Included in the Bipartisan Budget Act of 2018 and enhanced in the recently implemented appropriations legislation for fiscal year 2018 was the Family First Prevention Services Act (“Family First”). This law:
- Helps parents with substance abuse and mental health issues by providing evidence-based services to safely keep children at home;
- Alters the structure of the federal child welfare financing, shifting funds toward providing upfront, preventative services and away from the least desirable outcome — placing children in foster care, especially in group homes; and
- Combats the opioid and heroin epidemic by reauthorizing and updating Regional Partnership Grants, a program that aids in providing community-designed substance abuse services for families.
Additionally, Family First:
- Keeps families together by providing services that maintain a safe environment for children to remain at home, preventing traumatic placements of children in foster care;
- Promotes family placements for children in foster care by closely reviewing the necessity of foster care placements for appropriateness; and
- Provides additional funding for states and the Department of Health and Human Services to provide immediate services and prepare to implement this new law for when funds begin in fiscal year 2020.
Family First puts our must vulnerable Americans first and offers hope through evidence-based approaches for a brighter future for our children and communities. Here’s what groups and people from around the country have been saying about this important law:
The Annie E. Casey Foundation, a Baltimore-based nonprofit:
“[Family First] will restructure how the federal government spends money on child welfare — in large and small ways that stand to improve challenging conditions that prevail today. … The legislation will also ensure more children in foster care are placed with families by directing federal reimbursements to support placements in families and ending reimbursements when states inappropriately place kids in group facilities. These are evidence-based approaches informed by the experiences of caseworkers, parents and children themselves.”
The American Academy of Pediatrics:
“The American Academy of Pediatrics applauds Congress for passing the Bipartisan Budget Act of 2018 this morning, which includes funding for several programs critical to children’s health… The Family First Prevention Services Act, long-supported by the AAP…is a significant reform of the child welfare system to emphasize prevention instead of family separation.”

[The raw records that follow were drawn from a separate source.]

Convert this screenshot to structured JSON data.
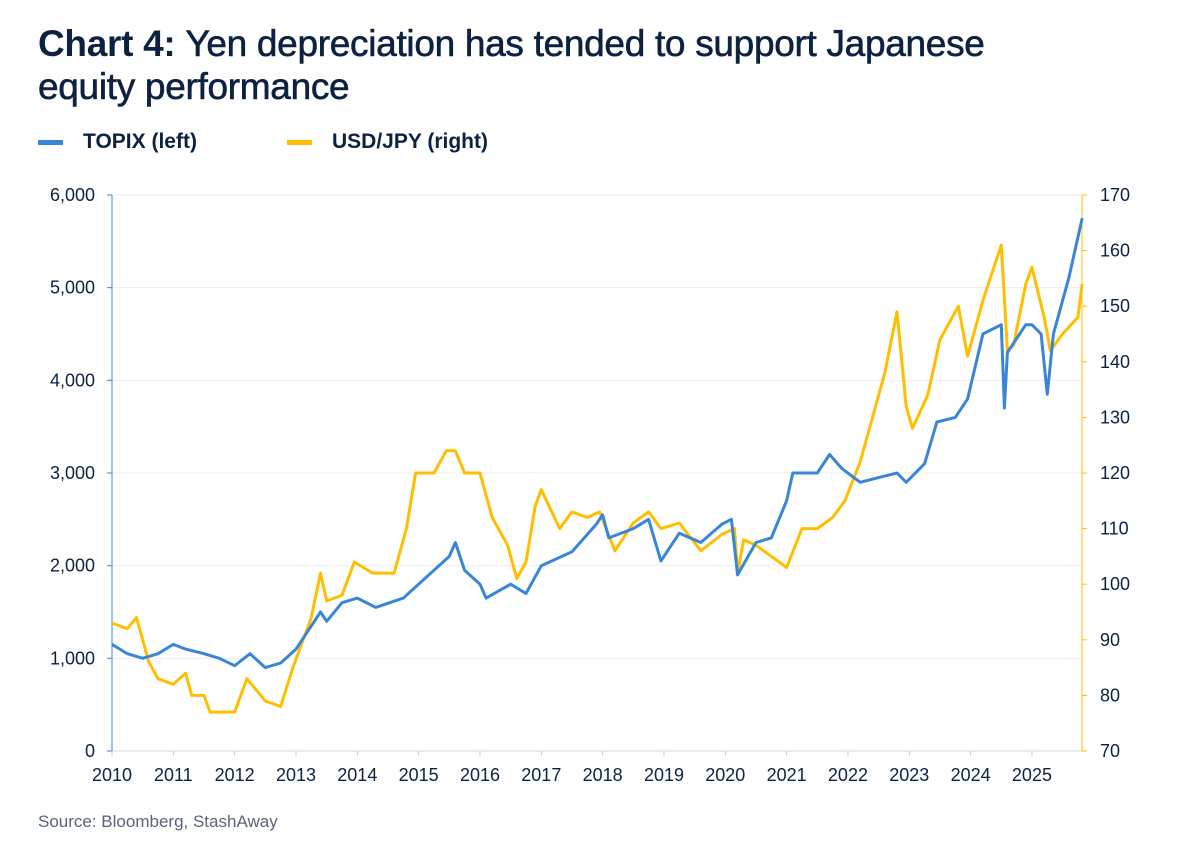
{
  "chart_data": {
    "type": "line",
    "title_prefix": "Chart 4:",
    "title": "Yen depreciation has tended to support Japanese equity performance",
    "source": "Source: Bloomberg, StashAway",
    "legend_placement": "top-left",
    "grid": true,
    "x_ticks": [
      "2010",
      "2011",
      "2012",
      "2013",
      "2014",
      "2015",
      "2016",
      "2017",
      "2018",
      "2019",
      "2020",
      "2021",
      "2022",
      "2023",
      "2024",
      "2025"
    ],
    "xlim": [
      2010,
      2025.85
    ],
    "y_left": {
      "lim": [
        0,
        6000
      ],
      "ticks": [
        "0",
        "1,000",
        "2,000",
        "3,000",
        "4,000",
        "5,000",
        "6,000"
      ],
      "color": "#3a86d6"
    },
    "y_right": {
      "lim": [
        70,
        170
      ],
      "ticks": [
        "70",
        "80",
        "90",
        "100",
        "110",
        "120",
        "130",
        "140",
        "150",
        "160",
        "170"
      ],
      "color": "#ffbf00"
    },
    "series": [
      {
        "name": "TOPIX (left)",
        "axis": "left",
        "color": "#3a86d6",
        "x": [
          2010.0,
          2010.25,
          2010.5,
          2010.75,
          2011.0,
          2011.2,
          2011.5,
          2011.75,
          2012.0,
          2012.25,
          2012.5,
          2012.75,
          2013.0,
          2013.4,
          2013.5,
          2013.75,
          2014.0,
          2014.3,
          2014.75,
          2015.0,
          2015.5,
          2015.6,
          2015.75,
          2016.0,
          2016.1,
          2016.5,
          2016.75,
          2017.0,
          2017.5,
          2017.9,
          2018.0,
          2018.1,
          2018.5,
          2018.75,
          2018.95,
          2019.25,
          2019.6,
          2019.95,
          2020.1,
          2020.2,
          2020.5,
          2020.75,
          2021.0,
          2021.1,
          2021.5,
          2021.7,
          2021.9,
          2022.2,
          2022.5,
          2022.8,
          2022.95,
          2023.25,
          2023.45,
          2023.75,
          2023.95,
          2024.2,
          2024.5,
          2024.55,
          2024.6,
          2024.9,
          2025.0,
          2025.15,
          2025.25,
          2025.35,
          2025.6,
          2025.82
        ],
        "y": [
          1150,
          1050,
          1000,
          1050,
          1150,
          1100,
          1050,
          1000,
          920,
          1050,
          900,
          950,
          1100,
          1500,
          1400,
          1600,
          1650,
          1550,
          1650,
          1800,
          2100,
          2250,
          1950,
          1800,
          1650,
          1800,
          1700,
          2000,
          2150,
          2450,
          2550,
          2300,
          2400,
          2500,
          2050,
          2350,
          2250,
          2450,
          2500,
          1900,
          2250,
          2300,
          2700,
          3000,
          3000,
          3200,
          3050,
          2900,
          2950,
          3000,
          2900,
          3100,
          3550,
          3600,
          3800,
          4500,
          4600,
          3700,
          4300,
          4600,
          4600,
          4500,
          3850,
          4500,
          5100,
          5750
        ]
      },
      {
        "name": "USD/JPY (right)",
        "axis": "right",
        "color": "#ffbf00",
        "x": [
          2010.0,
          2010.25,
          2010.4,
          2010.6,
          2010.75,
          2011.0,
          2011.2,
          2011.3,
          2011.5,
          2011.6,
          2011.9,
          2012.0,
          2012.2,
          2012.5,
          2012.75,
          2012.95,
          2013.25,
          2013.4,
          2013.5,
          2013.75,
          2013.95,
          2014.25,
          2014.6,
          2014.8,
          2014.95,
          2015.25,
          2015.45,
          2015.6,
          2015.75,
          2016.0,
          2016.2,
          2016.45,
          2016.6,
          2016.75,
          2016.9,
          2017.0,
          2017.3,
          2017.5,
          2017.75,
          2017.95,
          2018.2,
          2018.5,
          2018.75,
          2018.95,
          2019.25,
          2019.6,
          2019.95,
          2020.15,
          2020.2,
          2020.3,
          2020.5,
          2020.75,
          2021.0,
          2021.25,
          2021.5,
          2021.75,
          2021.95,
          2022.2,
          2022.4,
          2022.6,
          2022.8,
          2022.95,
          2023.05,
          2023.3,
          2023.5,
          2023.8,
          2023.95,
          2024.2,
          2024.5,
          2024.6,
          2024.7,
          2024.9,
          2025.0,
          2025.2,
          2025.3,
          2025.5,
          2025.75,
          2025.82
        ],
        "y": [
          93,
          92,
          94,
          86,
          83,
          82,
          84,
          80,
          80,
          77,
          77,
          77,
          83,
          79,
          78,
          85,
          94,
          102,
          97,
          98,
          104,
          102,
          102,
          110,
          120,
          120,
          124,
          124,
          120,
          120,
          112,
          107,
          101,
          104,
          114,
          117,
          110,
          113,
          112,
          113,
          106,
          111,
          113,
          110,
          111,
          106,
          109,
          110,
          102,
          108,
          107,
          105,
          103,
          110,
          110,
          112,
          115,
          122,
          130,
          138,
          149,
          132,
          128,
          134,
          144,
          150,
          141,
          151,
          161,
          142,
          143,
          154,
          157,
          148,
          142,
          145,
          148,
          154
        ]
      }
    ]
  }
}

Dr. William C. Bell, President and CEO of Casey Family Programs, a foster care advocacy foundation:
“This legislation makes it clear that our national child and family well-being response systems will not operate as though it is possible to fully address the well-being of children, without addressing the well-being of their families and their communities. We have always known that it is vitally important that we intervene as early as possible to ensure the safety of children. Family First gives states and tribes the ability to target their existing federal resources into an array of prevention and early intervention services to keep children safe, strengthen families and reduce the need for foster care whenever it is safe to do so.”
The Children’s Defense Fund, a child advocacy organization, said:
“[Family First]…includes long overdue historic reforms to help keep children safely with their families when they come to the attention of the child welfare system and assures them quality care in the most family-like setting appropriate for their special needs when placement in foster care is needed.”